The bare, Spartan space just outside my window – which I can just see if I crane my neck a little just beyond its normal range – is just that, barely noticeable. At least it was until a few days ago when swivelling in my chair, the profusion of reds and yellows it has become caught my eye. So certain was I that the flowers were new that at an opportune moment, when I could pretend it was a casual question, I asked one of the guys to confirm. It turns out that I was right, the flowers had not always been there. The coming of a certain big man in a couple of days had prompted the ground staff into sprucing up our surroundings. I am thankful for the splash of colours which will remain with us for a bit at least, but what I came away with was the sense that big men everywhere carried weight. It is a truism, as an old teacher liked to say.

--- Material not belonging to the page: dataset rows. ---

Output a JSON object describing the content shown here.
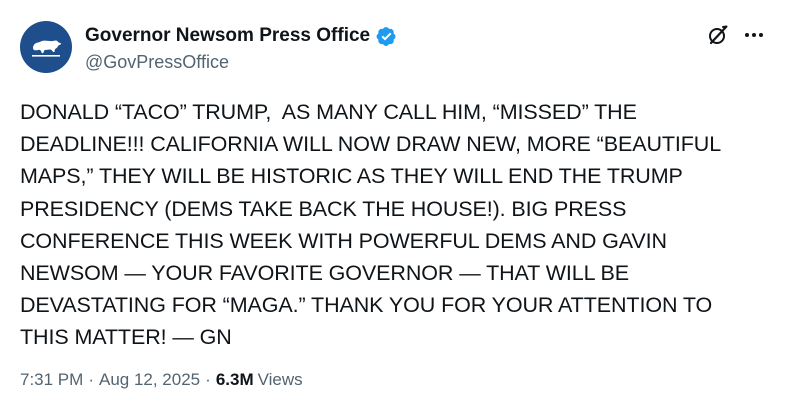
{
  "account": {
    "display_name": "Governor Newsom Press Office",
    "handle": "@GovPressOffice",
    "avatar_icon": "california-bear-icon",
    "avatar_color": "#1f4e8c",
    "verified_color": "#1d9bf0"
  },
  "header_actions": {
    "grok_icon": "grok-icon",
    "more_icon": "more-icon"
  },
  "tweet": {
    "text": "DONALD “TACO” TRUMP,  AS MANY CALL HIM, “MISSED” THE\nDEADLINE!!! CALIFORNIA WILL NOW DRAW NEW, MORE “BEAUTIFUL\nMAPS,” THEY WILL BE HISTORIC AS THEY WILL END THE TRUMP\nPRESIDENCY (DEMS TAKE BACK THE HOUSE!). BIG PRESS\nCONFERENCE THIS WEEK WITH POWERFUL DEMS AND GAVIN\nNEWSOM — YOUR FAVORITE GOVERNOR — THAT WILL BE\nDEVASTATING FOR “MAGA.” THANK YOU FOR YOUR ATTENTION TO\nTHIS MATTER! — GN",
    "time": "7:31 PM",
    "separator": "·",
    "date": "Aug 12, 2025",
    "views_count": "6.3M",
    "views_label": "Views"
  }
}
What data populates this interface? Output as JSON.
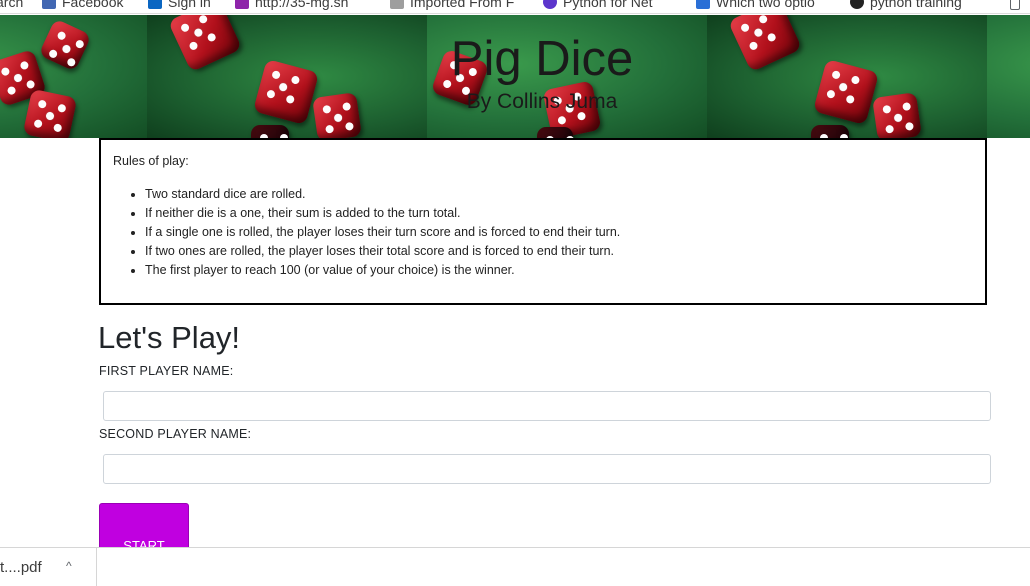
{
  "bookmarks": [
    {
      "label": "arch",
      "color": ""
    },
    {
      "label": "Facebook",
      "color": "#4267b2"
    },
    {
      "label": "Sign in",
      "color": "#0a66c2"
    },
    {
      "label": "http://35-mg.sh",
      "color": "#8e24aa"
    },
    {
      "label": "Imported From F",
      "color": "#9e9e9e"
    },
    {
      "label": "Python for Net",
      "color": "#5c35cc"
    },
    {
      "label": "Which two optio",
      "color": "#2a6fd6"
    },
    {
      "label": "python training",
      "color": "#222222"
    }
  ],
  "banner": {
    "title": "Pig Dice",
    "subtitle": "By Collins Juma"
  },
  "rules": {
    "heading": "Rules of play:",
    "items": [
      "Two standard dice are rolled.",
      "If neither die is a one, their sum is added to the turn total.",
      "If a single one is rolled, the player loses their turn score and is forced to end their turn.",
      "If two ones are rolled, the player loses their total score and is forced to end their turn.",
      "The first player to reach 100 (or value of your choice) is the winner."
    ]
  },
  "play": {
    "title": "Let's Play!",
    "first_label": "FIRST PLAYER NAME:",
    "first_value": "",
    "second_label": "SECOND PLAYER NAME:",
    "second_value": "",
    "start_label": "START"
  },
  "downloads": {
    "file_name": "t....pdf",
    "chevron": "^"
  },
  "colors": {
    "start_button": "#c000e0",
    "rules_border": "#000000"
  }
}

The end of January marked another milestone, six months out here at the edge of the world. Sidebar: there is actually some place called the edge of the world out here I hear, with sunrises which are something to behold. Unfortunately there is an internal lock down again but I have made a mental note to plan for extended weekend outside the province I am in. O’s up for it which should marginally increase the likelihood of it happening. So six months out here then which brings with it a slight sense of having weathered a storm of sorts. Finally getting an Abu name helps with that sense of settling in I suppose.
With shut borders and all, it doesn’t look like I’m going anywhere anytime soon which means one must make my seat at the edge of the world home, or as close to it as it can be. Several times over the past few months I’ve gone back to Nicky Gumbel’s talk from October where he talked about flourishing where you’re planted. It is what it is.
Alan Jacobs weighs in on love and death, and takes on the idea that the death of an 85 year old is less troubling than that of a 25 year old. To use that Trumpism, there are good people (ideas) on both sides
A head scratcher that touches bitcoin tangentially. I’m filing this in the but why? tickler file.
The other country both enthrals and frustrates me in equal measure, which I’m sure is no news to most others who like me have a foot in both worlds. The events of the past few weeks have left that tension in sharp relief for me in the form of two members of my extended family coming to terms with COVID. That they were in two very different parts of the country only served to underscore how dire the situation could be, the influence and contacts with people of authority in the medical establishments – nay death traps – they spent most of their with time in counting for very little in the overall scheme of things. They are out of the woods now, for which we are all thankful, though the bitter after taste – and light pockets – lingers. One wonders how much hope the common man still has in the event of a medical emergency back there.
Smarter people than I say, the tide is turning back in Blighty, in spite of the efforts of partiers and revellers it must be said. The surge in numbers put paid to my plan to pop back in for a few weeks to clear my head, so I am glad at this direction. One hopes it continues. Out here I have been offered the chance to take the vaccine, which I have accepted with both hands. As someone who has had to show vaccinations for work travel in the past, it is a small price to pay for the possibility of near trouble free travel I hope.
David Epstein’s Range is all the rage it seems, popping up several times on my twitter feed and some of the podcasts I listen to. For a fascinating conversation on its subject (success, specialists and generalists), this Intelligence Squared podcast is a good one to listen to. Of course it earns bonus points for name checking John Urschel who ditched American football for a Maths PhD.